A candid conversation between Australia’s prime minister and a senior US diplomat about a sensitive policing plan for the Pacific Ocean region was caught on camera, causing a stir at a regional summit on Thursday.
Prime Minister Anthony Albanese and Deputy Foreign Secretary Kurt Campbell were heard celebrating an agreement at the Pacific Islands Forum in Tonga, which is seen as a way to fend off similar efforts led by China.
“We’ve made a terrific deal,” Albanese told Campbell, hailing an agreement to establish a police training center and a crisis response force of about 200 personnel.
“This will make a huge difference,” he said, a cup of coffee in his hand.
Campbell described the agreement as “fantastic” and said Washington had considered doing something similar before allowing Australia to come forward.
“We’ve given you the whole lane, so you take the lane,” Campbell urged Albanese, an interaction filmed by a reporter.
Albanese took the opportunity to jokingly ask if Washington would like to help finance the project: “I’d be willing to pay half the cost, if you’d like.”
“It’ll only cost you a little bit.”
Australia has earmarked US$271 million for the initial phase of the project.
The exchange will bolster China’s oft-repeated allegations that Australia is acting at the behest of the United States in the region, and that both countries are busy countering Beijing’s growing influence.
Sydney has attempted to portray the police initiative as coming from the Pacific Islands – despite the fact that Australia funded the project and hosted the training facility in Brisbane.

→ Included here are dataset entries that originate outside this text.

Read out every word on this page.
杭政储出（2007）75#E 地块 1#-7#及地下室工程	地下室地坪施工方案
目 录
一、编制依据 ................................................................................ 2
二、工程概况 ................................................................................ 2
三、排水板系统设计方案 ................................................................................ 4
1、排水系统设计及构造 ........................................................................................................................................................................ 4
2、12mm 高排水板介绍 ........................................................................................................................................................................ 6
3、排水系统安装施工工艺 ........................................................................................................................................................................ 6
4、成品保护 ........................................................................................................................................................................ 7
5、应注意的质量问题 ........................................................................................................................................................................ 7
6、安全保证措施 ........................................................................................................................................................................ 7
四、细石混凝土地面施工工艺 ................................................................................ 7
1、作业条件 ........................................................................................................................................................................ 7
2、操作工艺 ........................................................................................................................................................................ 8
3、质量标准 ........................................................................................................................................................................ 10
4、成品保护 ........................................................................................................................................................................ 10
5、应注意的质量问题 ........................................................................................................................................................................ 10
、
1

Albanese was furious when asked later on Thursday if the two had committed the offence of “speaking loudly about what is to be kept silent”.

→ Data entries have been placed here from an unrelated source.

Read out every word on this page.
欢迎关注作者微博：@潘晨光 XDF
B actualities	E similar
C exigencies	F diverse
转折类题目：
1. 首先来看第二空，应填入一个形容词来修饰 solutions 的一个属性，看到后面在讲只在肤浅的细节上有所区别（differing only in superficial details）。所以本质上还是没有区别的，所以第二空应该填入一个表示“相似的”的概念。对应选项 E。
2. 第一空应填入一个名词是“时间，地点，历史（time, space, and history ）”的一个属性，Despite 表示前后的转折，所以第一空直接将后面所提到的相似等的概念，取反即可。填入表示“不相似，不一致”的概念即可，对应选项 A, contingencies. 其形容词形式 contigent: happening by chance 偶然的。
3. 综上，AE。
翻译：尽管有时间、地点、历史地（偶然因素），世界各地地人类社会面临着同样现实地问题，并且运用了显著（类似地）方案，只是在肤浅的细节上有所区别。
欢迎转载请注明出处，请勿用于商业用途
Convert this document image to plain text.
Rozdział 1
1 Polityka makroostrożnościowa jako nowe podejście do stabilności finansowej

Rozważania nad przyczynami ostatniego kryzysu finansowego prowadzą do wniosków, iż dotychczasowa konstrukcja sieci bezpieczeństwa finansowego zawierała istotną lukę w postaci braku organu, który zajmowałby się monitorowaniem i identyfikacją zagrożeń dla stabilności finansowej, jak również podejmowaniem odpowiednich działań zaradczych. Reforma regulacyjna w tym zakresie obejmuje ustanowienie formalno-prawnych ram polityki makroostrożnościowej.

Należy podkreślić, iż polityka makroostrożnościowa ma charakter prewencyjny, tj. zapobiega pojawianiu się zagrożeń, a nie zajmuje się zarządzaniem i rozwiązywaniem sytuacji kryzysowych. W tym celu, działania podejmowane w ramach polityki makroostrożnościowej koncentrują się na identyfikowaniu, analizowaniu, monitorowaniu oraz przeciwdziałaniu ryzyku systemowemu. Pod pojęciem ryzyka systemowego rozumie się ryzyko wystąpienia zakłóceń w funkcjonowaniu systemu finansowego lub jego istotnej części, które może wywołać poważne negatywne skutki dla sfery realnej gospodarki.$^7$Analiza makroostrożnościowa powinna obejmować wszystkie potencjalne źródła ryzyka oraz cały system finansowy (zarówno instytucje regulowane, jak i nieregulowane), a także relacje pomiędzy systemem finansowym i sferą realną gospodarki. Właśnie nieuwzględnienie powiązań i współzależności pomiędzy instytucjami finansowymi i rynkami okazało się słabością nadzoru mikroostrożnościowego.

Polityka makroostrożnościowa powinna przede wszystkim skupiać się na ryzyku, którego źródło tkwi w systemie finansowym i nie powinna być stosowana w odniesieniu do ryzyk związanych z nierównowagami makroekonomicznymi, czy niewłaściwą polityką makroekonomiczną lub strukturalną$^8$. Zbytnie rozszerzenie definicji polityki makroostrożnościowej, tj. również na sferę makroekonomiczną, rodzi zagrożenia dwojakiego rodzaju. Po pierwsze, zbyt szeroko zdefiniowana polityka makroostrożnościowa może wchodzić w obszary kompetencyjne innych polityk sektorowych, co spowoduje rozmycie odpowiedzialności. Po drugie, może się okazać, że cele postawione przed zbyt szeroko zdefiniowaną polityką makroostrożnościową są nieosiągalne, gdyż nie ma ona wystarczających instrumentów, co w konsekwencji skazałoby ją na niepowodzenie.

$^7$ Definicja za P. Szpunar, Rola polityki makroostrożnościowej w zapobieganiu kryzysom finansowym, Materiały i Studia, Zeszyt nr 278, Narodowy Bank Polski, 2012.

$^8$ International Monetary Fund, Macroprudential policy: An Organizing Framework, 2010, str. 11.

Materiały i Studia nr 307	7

He claimed, “It came from the Pacific Ocean. And I know of a video of a private conversation. Kurt Campbell is my friend, the two of us are having a conversation.”
“People try to read something into it and, to be honest, you get quite bored,” he said.
“It’s led by the Pacific region, it’s led by police ministers who have been meeting on this topic for over a year,” he said.
China’s Pacific allies – notably Vanuatu and the Solomon Islands – had expressed concern that the policing plan represented a “geostrategic containment security doctrine” designed to encircle Beijing.
China attempted but failed to sign a region-wide security pact in 2022, but has since been arming some under-resourced Pacific police forces with martial arts training and a fleet of Chinese-made vehicles.
Although all forum members have supported the agreement in principle, national leaders will have to decide how much, if any, they will participate in it.
(Except for the headline, this story has not been edited by NDTV staff and is published from a syndicated feed.)